10. Physical Buttons
Motivation
Physical buttons can function as external events usable as triggers from the TouchGFX Designer during application development, or simply used as events in the application backend.
Note
Goal
The goal of this section is to develop code that can be used in subsequent TouchGFX HAL- and/or application development.
Verification
Here are the verification points for this section:
Verification Point | Rationale |
---|---|
MCU is configured | MCU GPIOs must be configured to read the state of connected physical buttons. |
Connected GPIO can be read | Once code has been developed to read the physical button state from a GPIO this can be used in sub-sequent TouchGFX HAL development. |
Reading performs as expected | Polling is a part of application render time.

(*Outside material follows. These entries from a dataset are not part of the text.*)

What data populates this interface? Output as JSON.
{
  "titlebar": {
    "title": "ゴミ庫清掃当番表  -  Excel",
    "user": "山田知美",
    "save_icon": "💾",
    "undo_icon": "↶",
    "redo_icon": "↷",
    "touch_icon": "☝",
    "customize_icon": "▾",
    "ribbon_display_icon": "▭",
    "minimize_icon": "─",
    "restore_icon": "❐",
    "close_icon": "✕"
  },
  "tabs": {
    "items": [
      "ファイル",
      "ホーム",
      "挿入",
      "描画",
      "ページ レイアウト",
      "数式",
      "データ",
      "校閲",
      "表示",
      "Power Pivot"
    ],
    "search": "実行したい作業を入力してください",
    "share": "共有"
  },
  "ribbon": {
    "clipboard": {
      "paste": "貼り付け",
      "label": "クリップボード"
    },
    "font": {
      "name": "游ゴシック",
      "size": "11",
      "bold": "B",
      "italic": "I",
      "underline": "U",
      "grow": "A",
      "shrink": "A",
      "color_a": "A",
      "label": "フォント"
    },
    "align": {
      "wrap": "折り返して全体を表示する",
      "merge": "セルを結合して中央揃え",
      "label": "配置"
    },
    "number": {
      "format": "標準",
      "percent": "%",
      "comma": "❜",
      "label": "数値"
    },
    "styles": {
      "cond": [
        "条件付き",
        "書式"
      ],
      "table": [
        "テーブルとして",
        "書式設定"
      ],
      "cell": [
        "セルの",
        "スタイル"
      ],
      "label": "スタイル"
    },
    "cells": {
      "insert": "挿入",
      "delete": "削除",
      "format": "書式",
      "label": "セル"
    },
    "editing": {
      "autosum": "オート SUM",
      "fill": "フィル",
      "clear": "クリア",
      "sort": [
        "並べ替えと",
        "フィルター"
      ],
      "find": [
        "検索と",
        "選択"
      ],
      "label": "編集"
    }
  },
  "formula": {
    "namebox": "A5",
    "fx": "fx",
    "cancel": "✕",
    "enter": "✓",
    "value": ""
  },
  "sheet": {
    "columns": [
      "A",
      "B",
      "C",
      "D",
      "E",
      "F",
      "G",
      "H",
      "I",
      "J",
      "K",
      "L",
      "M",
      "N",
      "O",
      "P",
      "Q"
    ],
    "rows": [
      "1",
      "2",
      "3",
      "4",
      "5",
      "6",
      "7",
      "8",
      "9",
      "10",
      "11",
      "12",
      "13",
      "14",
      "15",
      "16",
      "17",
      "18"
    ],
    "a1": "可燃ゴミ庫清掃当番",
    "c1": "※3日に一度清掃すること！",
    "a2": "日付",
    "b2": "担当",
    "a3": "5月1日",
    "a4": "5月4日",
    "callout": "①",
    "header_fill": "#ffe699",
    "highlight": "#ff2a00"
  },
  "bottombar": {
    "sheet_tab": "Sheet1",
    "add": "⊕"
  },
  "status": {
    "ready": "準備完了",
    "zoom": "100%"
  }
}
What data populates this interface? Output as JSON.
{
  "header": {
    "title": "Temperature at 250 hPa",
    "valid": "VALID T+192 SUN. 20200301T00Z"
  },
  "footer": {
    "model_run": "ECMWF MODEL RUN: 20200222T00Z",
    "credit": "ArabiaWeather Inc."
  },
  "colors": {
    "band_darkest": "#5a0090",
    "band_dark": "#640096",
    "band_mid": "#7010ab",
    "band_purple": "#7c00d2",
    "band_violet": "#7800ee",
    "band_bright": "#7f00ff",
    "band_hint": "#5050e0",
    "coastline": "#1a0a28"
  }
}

If polling takes too long this should be moved to a different thread or made interrupt based. |
Prerequisites
- Physical buttons must be connected to GPIOs on the MCU
Do
The following images show how the schematics might look for a physical button and how it is connected to the MCU
In CubeMX GPIO Port C Pin 13 (PC13) can be configured as an input and configured as a pull-down in the GPIO section of the System Core category.
The code generated by CubeMX will setup the appropriate GPIO port(s) which can now be read:
main.c
uint8_t key;
if (HAL_GPIO_ReadPin(GPIOC, GPIO_PIN_13) != GPIO_PIN_RESET)
{
key = 1;
}
Performance is as expected
Polling the state of physical buttons should be possible within 1 ms if the code is executed in the same thread as the TouchGFX Application. If not fast enough, consider moving the code to a separate task, at a later stage or making it interrupt based.